36 すれ違う思い
──まぁ、それはよい。そんなことよりも、力を貴方に授けよう。
「えっ」
今のわりと重要な情報だった気がするのだが、一番は巫女の力に目覚めることだ。巫女の力に目覚めますようにと、祈りを捧げる。
すると、何だか体が暖かくなって、自分自身に力が満ちるのを感じた。
──巫女とは己が願いを叶えし者。巫女の願いは何でも叶う。貴方の願いが、清らかなものであることを願っている。
それだけ言うと、声は全く聞こえなくなった。
「巫女」
隣にいた魔王が、心配そうに私を見ていた。
「大丈夫です、陛下。ちゃんと、私、力に目覚めました」
だから、貴方の力になれる。そういうと、魔王は困った顔をした。
「巫女、私が貴方をここに連れてきたのは、もし、貴方が力に目覚めれば貴方は、貴方の世界に帰れると思ったからだ」
「え……?」
「約束しただろう、貴方を守ると。だが、今の私では聖女から貴方を守るのは難しいかもしれない。けれど、貴方の世界ならば安全だ。……それに、アストリアに無理やり喚ばれたのだろう」
巫女の力で、元の世界に、日本に帰る──?
そんなこと考えたことがなかった。でも、さっきガレイオス神は、巫女の願いは何でも叶うといった。私が、心から願えば、私は、日本に帰れる?
「でも、私は陛下の力になりたくて、」
「巫女。貴方は私の友だ。そして、貴方は本来、この世界の住人ではない。この世界のことは、この世界の者で片付けるべきことだろう」
魔王の深紅の瞳と目が合う。
「でも、」
ガレイオス神は、叶えられる願いは一つだけとは言わなかった。聖女のことが片付いてから、私は日本に帰ればいい。

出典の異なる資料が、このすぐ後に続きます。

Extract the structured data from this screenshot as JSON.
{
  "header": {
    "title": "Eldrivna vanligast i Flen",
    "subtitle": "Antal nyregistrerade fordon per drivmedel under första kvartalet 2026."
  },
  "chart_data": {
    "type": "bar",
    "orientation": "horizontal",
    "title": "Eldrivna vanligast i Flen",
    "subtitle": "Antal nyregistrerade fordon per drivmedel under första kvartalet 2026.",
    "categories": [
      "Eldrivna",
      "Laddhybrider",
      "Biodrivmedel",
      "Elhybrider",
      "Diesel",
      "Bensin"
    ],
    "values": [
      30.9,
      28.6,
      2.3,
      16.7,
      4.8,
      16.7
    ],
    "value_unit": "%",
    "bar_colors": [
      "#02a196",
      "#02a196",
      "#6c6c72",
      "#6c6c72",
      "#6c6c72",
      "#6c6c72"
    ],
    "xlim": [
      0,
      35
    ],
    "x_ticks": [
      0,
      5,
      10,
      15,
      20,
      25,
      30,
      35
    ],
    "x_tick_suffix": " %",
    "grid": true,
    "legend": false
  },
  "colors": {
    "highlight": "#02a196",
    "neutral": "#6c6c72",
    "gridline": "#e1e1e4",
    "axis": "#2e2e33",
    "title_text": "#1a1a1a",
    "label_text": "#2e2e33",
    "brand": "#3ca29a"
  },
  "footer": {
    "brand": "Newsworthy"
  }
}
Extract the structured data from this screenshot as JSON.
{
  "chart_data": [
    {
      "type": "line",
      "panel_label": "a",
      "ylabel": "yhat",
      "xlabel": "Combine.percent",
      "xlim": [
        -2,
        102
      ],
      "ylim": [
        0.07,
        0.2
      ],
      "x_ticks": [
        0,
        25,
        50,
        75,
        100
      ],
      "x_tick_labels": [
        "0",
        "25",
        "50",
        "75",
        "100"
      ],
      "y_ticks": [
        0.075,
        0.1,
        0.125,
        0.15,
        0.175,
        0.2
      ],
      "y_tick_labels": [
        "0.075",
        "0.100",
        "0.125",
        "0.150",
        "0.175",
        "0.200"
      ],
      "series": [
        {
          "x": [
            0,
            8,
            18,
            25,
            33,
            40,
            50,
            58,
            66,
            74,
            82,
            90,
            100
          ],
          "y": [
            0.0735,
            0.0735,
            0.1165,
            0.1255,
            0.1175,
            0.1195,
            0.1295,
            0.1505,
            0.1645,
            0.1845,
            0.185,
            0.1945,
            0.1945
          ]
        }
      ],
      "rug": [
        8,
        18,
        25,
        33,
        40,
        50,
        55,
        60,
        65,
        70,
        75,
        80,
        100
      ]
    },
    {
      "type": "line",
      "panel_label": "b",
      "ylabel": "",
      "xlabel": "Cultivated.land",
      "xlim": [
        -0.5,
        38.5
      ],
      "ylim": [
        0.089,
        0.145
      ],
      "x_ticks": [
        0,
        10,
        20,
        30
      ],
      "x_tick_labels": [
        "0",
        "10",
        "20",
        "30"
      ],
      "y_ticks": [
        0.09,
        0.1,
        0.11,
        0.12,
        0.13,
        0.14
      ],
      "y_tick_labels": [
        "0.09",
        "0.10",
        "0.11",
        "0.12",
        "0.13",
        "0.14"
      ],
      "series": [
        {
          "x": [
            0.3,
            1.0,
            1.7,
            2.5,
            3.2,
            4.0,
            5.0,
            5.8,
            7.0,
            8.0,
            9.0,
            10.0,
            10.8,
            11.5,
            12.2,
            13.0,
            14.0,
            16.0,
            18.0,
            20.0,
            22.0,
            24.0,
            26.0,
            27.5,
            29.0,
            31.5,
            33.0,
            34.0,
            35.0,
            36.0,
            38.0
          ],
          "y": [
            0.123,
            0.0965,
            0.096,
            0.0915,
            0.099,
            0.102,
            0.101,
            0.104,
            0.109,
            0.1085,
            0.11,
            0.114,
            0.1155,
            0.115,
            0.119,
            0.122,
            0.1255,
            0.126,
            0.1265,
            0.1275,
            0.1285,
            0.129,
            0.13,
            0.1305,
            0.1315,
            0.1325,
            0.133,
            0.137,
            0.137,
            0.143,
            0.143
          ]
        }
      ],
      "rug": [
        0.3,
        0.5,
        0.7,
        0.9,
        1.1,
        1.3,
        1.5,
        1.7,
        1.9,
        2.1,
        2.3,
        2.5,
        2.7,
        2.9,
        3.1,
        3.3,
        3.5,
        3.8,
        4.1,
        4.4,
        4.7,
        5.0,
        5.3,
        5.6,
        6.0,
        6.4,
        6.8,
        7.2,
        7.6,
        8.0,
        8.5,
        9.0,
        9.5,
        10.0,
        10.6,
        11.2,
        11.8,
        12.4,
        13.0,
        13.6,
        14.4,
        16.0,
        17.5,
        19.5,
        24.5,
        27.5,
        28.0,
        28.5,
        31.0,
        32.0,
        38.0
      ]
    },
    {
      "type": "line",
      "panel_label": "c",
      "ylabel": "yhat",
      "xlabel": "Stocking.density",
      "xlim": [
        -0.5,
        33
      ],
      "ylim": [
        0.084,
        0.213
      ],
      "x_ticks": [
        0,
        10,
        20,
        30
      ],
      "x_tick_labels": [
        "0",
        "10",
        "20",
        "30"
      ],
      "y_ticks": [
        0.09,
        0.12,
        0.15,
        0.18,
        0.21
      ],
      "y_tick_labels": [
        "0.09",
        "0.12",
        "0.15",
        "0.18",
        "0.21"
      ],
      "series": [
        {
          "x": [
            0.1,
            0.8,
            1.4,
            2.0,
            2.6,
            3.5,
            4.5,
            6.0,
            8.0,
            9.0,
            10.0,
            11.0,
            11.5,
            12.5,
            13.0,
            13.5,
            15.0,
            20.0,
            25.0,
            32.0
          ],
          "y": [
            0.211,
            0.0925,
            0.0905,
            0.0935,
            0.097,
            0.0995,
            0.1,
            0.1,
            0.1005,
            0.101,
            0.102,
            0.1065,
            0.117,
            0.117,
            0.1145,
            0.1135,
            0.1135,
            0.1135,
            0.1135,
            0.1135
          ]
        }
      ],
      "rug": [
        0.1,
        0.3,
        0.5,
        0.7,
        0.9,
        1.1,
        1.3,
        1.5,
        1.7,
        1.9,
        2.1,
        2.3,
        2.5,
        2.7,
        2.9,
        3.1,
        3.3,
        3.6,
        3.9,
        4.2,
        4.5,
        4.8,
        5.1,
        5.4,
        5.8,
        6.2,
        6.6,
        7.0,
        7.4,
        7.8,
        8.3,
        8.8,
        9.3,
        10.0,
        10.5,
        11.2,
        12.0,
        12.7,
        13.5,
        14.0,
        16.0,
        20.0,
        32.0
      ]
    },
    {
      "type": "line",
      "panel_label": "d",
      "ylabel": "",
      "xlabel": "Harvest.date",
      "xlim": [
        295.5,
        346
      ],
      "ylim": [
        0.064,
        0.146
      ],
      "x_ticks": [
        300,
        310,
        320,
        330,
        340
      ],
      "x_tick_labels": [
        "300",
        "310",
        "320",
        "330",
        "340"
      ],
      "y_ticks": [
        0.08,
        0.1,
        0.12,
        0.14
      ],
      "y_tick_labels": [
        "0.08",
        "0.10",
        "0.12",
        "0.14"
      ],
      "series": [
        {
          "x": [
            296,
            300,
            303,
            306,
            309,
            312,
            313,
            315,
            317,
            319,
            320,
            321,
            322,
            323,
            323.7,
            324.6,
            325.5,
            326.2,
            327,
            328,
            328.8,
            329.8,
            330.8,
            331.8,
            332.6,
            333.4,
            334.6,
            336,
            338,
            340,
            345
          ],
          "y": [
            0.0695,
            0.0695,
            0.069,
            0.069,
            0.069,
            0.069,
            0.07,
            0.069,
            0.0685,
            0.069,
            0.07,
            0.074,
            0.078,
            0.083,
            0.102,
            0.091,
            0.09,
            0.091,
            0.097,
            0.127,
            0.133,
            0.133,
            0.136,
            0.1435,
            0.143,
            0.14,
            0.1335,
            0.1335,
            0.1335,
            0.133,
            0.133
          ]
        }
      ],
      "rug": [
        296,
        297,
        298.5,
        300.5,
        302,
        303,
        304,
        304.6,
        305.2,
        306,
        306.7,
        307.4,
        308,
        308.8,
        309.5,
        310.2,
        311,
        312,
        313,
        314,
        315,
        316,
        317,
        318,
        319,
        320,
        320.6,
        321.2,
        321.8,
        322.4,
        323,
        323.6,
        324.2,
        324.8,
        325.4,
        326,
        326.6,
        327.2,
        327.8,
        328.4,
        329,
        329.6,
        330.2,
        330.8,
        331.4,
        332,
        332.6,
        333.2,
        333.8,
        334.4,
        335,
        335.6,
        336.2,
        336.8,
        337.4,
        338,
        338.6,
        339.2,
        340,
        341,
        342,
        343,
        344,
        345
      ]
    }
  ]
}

「巫女、力の行使には代償が伴う。おそらく、貴方が願いを叶えられるのは一度だけだろう」
「そんなこと、やってみないとわかりません」
「巫女」
まるで、私が聞き分けのない子供みたいに言うのはやめて欲しい。説得するような、声音の魔王に首を降る。
「……ミカ」
いつもは全然呼んでくれないくせに、こういうときだけ、名前を呼ぶのはずるい。でも、嫌だ。
「巫女の力で聖女と戦ったとしても、貴方が傷付かないとは限らない」
「そんなこと。覚悟の上です」
どうして、こんなにも頑なになるのか、自分でもわからなかった。魔王は、正しい。だって、日本に帰れば私は絶対な安全を手に入れられるのに。でも、そうしたら、きっと私は、後悔する。
「私は貴方を失いたくない」
どうして、私が聖女に負ける前提なの。魔王はもっと私を信頼して欲しい。
「私だって、陛下を失いたくありません」
私がそういうと、魔王は困った顔をした。
「……このままだと、堂々巡りだな。とりあえず、城に帰ろう」
転移魔法で、魔王の執務室へ移動する。
すると、慌ただしく、ユーリンが入ってってきた。ユーリンの服は少し汚れていて、焦げていた。